La Justice n'est point affaire d'opinions ni sujet de campagne.
Lily est enfin libre. Tant mieux. Son cas va permettre de considérer avec plus d'attention quelques autres cas semblables.
Il y a d'autres Lily en prison ? Évidemment. C'est une histoire humaine qui durera autant que l'humanité.
Mais si la discrimination de leur innocence appartenait aux journaux, il y aurait vingt fois plus de Lily innocentes maintenues en prison. Ne confondons pas l'engouement pour une erreur reconnue et réparée avec la règle générale : la règle générale, c'est la dure et lourde responsabilité des juges que nous n'avons point mission, ni vous, ni moi, de remplacer.
Nous ne sommes pas juges.
Ne jugeons pas
L'histoire de Lily prouve, que, dans cette maison, nous n'oublions pas les innocents. D'autres cas moins spectaculaires prouveraient d'ailleurs qu'ils sont plus nombreux et plus actifs qu'on le pense, ceux qui travaillent pour eux...

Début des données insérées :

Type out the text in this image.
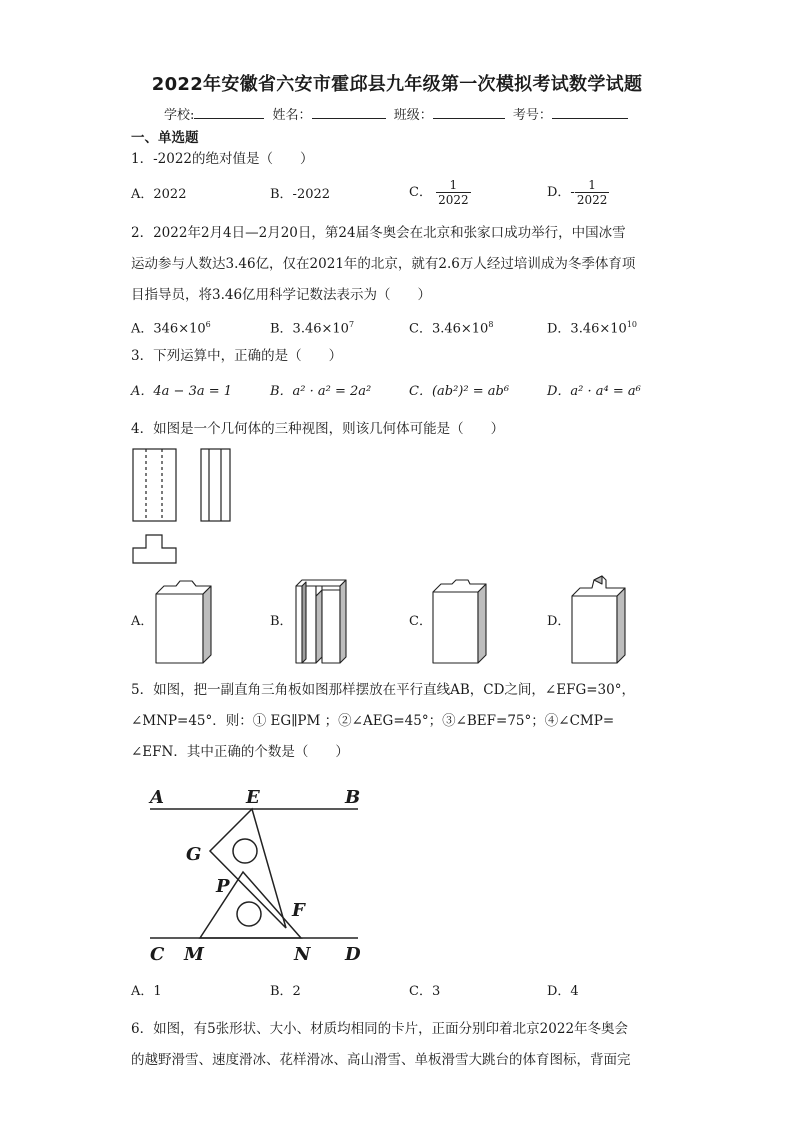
2022年安徽省六安市霍邱县九年级第一次模拟考试数学试题
学校:	姓名：	班级：	考号：
一、单选题
1．-2022的绝对值是（　　）
A．2022	B．-2022	C． $\frac{1}{2022}$	D．- $\frac{1}{2022}$
2．2022年2月4日—2月20日，第24届冬奥会在北京和张家口成功举行，中国冰雪
运动参与人数达3.46亿，仅在2021年的北京，就有2.6万人经过培训成为冬季体育项
目指导员，将3.46亿用科学记数法表示为（　　）
A．$346\times 10^6$	B．$3.46\times 10^7$	C．$3.46\times 10^8$	D．$3.46\times 10^{10}$
3．下列运算中，正确的是（　　）
A．4a − 3a = 1	B．a² · a² = 2a²	C．(ab²)² = ab⁶	D．a² · a⁴ = a⁶
4．如图是一个几何体的三种视图，则该几何体可能是（　　）
A．	B．	C．	D．
5．如图，把一副直角三角板如图那样摆放在平行直线AB，CD之间，∠EFG=30°，
∠MNP=45°．则：① EG∥PM ；②∠AEG=45°；③∠BEF=75°；④∠CMP=
∠EFN．其中正确的个数是（　　）
A	E	B
G
P
F
C M	N D
A．1	B．2	C．3	D．4
6．如图，有5张形状、大小、材质均相同的卡片，正面分别印着北京2022年冬奥会
的越野滑雪、速度滑冰、花样滑冰、高山滑雪、单板滑雪大跳台的体育图标，背面完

Mais ce serait trop facile à chacun de s'installer ‑ sans responsabilités ‑ à la place de celui qui a charge de rendre la justice.
Car chacun n'est pas responsable de la justice.
Chacun est responsable de son frère.
Et sans aller jusqu'à la prison lointaine, dans sa propre rue, j'ai des captifs :
Ce ménage innocent qui, avec ses cinq enfants, est enfermé dans une seule pièce, est captif d'une certaine manière;
Ce jeune ménage (innocent lui aussi) partageant trois pièces communes avec les beaux‑parents n'est, somme toute, qu'en liberté surveillée...
Le taudis est, pour mon frère innocent, une sorte de captivité.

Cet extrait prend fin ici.